Bernardino
da Silva Moreira
> Espiritismo e Eugenia
Foi em 1883 que o médico
inglês, Francis Galton (1822-1911), cunhou o termo eugenia,
precisamente na obra Inquéritos em Faculdade Humana
e seu Desenvolvimento, mas a ideia já era conhecida
do francês, Joseph Arthur de Gobineau (1816-1882), uma mistura
de diplomata, escritor e filósofo. Aliás, até
mesmo Platão (427 a.C.-347 a.C.) falava que a sociedade humana
se aperfeiçoaria por processos seletivos, (é só
conferir em República) e esta prática também
já era encontrada entre os espartanos, que eliminavam os recém-nascidos
que apresentassem deficiência, principalmente as mulheres.
Foi com o Ensaio sobre a desigualdade das raças humanas (1855),
de Gobineau, que a eugenia e o racismo voltaram com plena força.
Para ele, a mistura de raças, isto é, a miscigenação
era inevitável e levaria a raça humana cada vez mais
a uma degenerescência física e intelectual. É
atribuída a ele a frase:
"Não creio que
viemos dos macacos, mas creio que vamos nessa direção."
Em 1869, Gobineau, em sua segunda missão diplomática,
vem ao Brasil.
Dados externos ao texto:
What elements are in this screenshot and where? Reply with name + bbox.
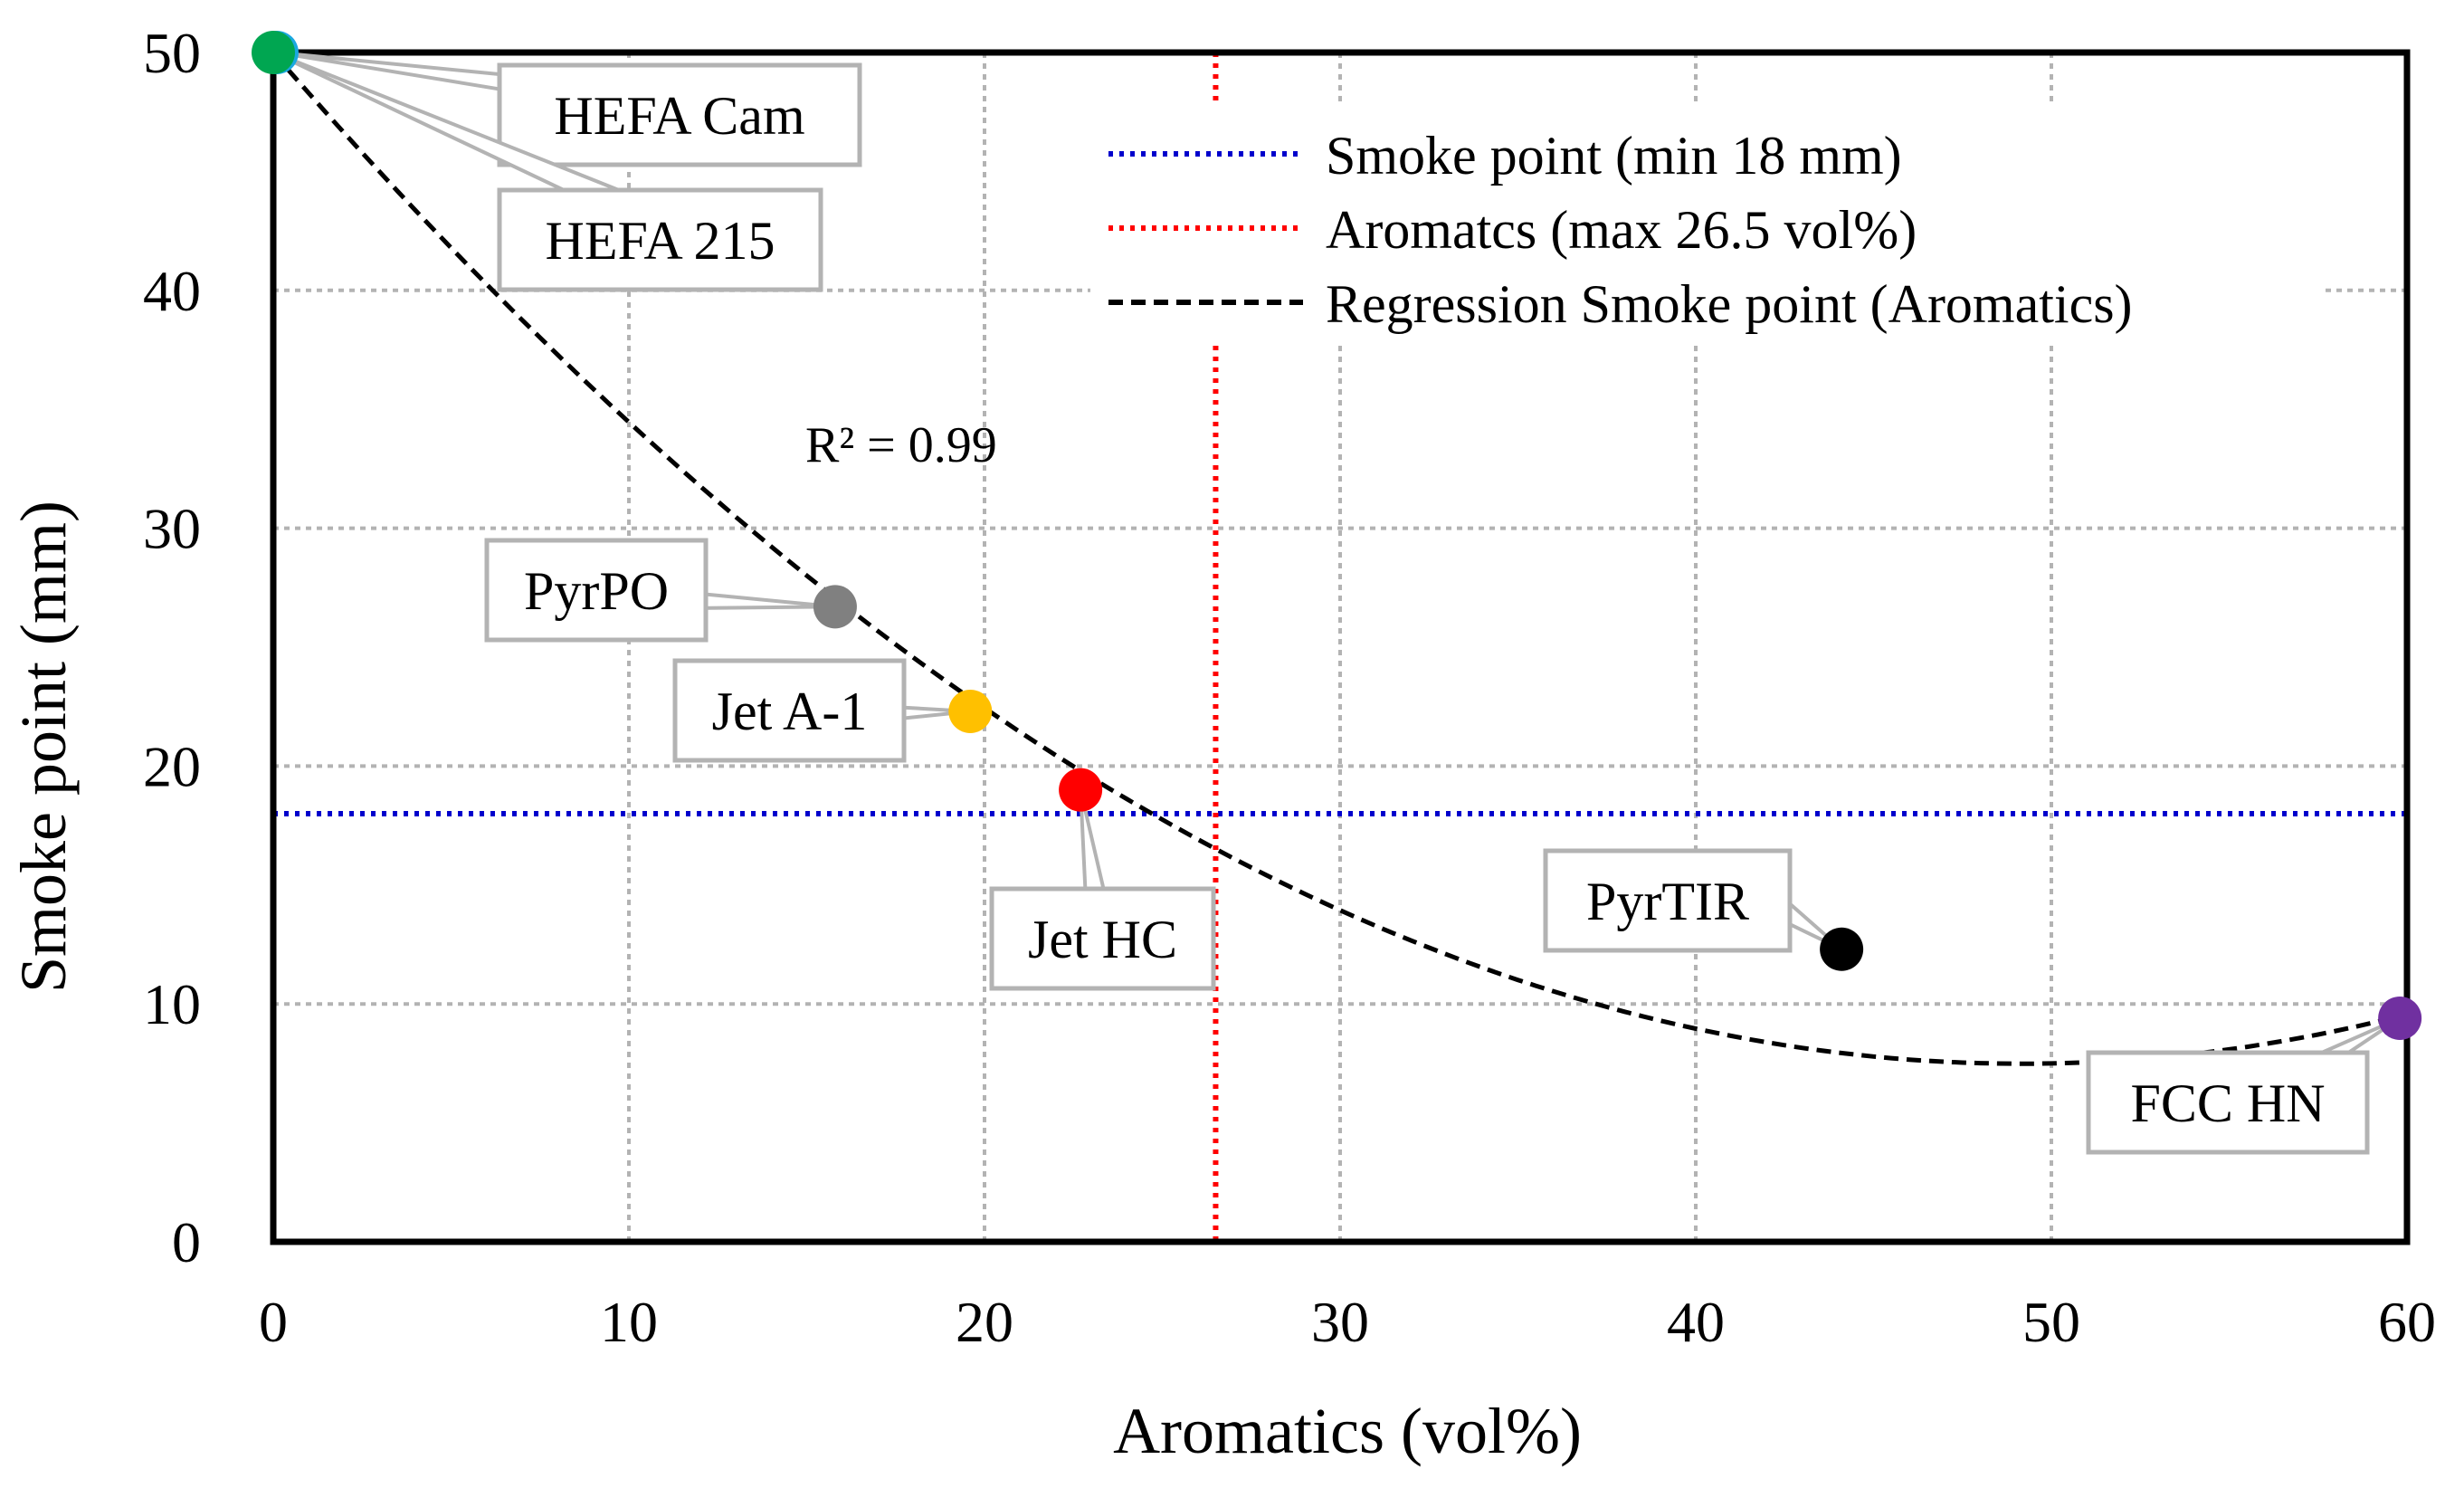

Tal qual Carlota Joaquina (1775-1830), faz pouco caso
do país, mostrando uma animosidade registrada nas palavras:
"Mas se, em vez de se reproduzir entre si, a população
brasileira estivesse em condições de subdividir ainda
mais os elementos daninhos de sua atual constituição
étnica, fortalecendo-se através de alianças de
mais valor com as raças europeias, o movimento de destruição
observado em suas fileiras se encerraria, dando lugar a uma ação
contrária."
Em 1870, volta para a França, levando apenas de bom a amizade
que fez com D. Pedro II.
As teorias racistas de Gobineau, alimentadas pelo sonho utópico
da raça pura, seriam questionadas por Kardec (1804-1869) e
os Espíritos superiores que o secundavam, dois anos depois:
Do ponto de vista físico, são de criação
especial os corpos da raça atual, ou procedem dos corpos primitivos,
mediante reprodução?
"A origem das raças se perde na noite dos tempos.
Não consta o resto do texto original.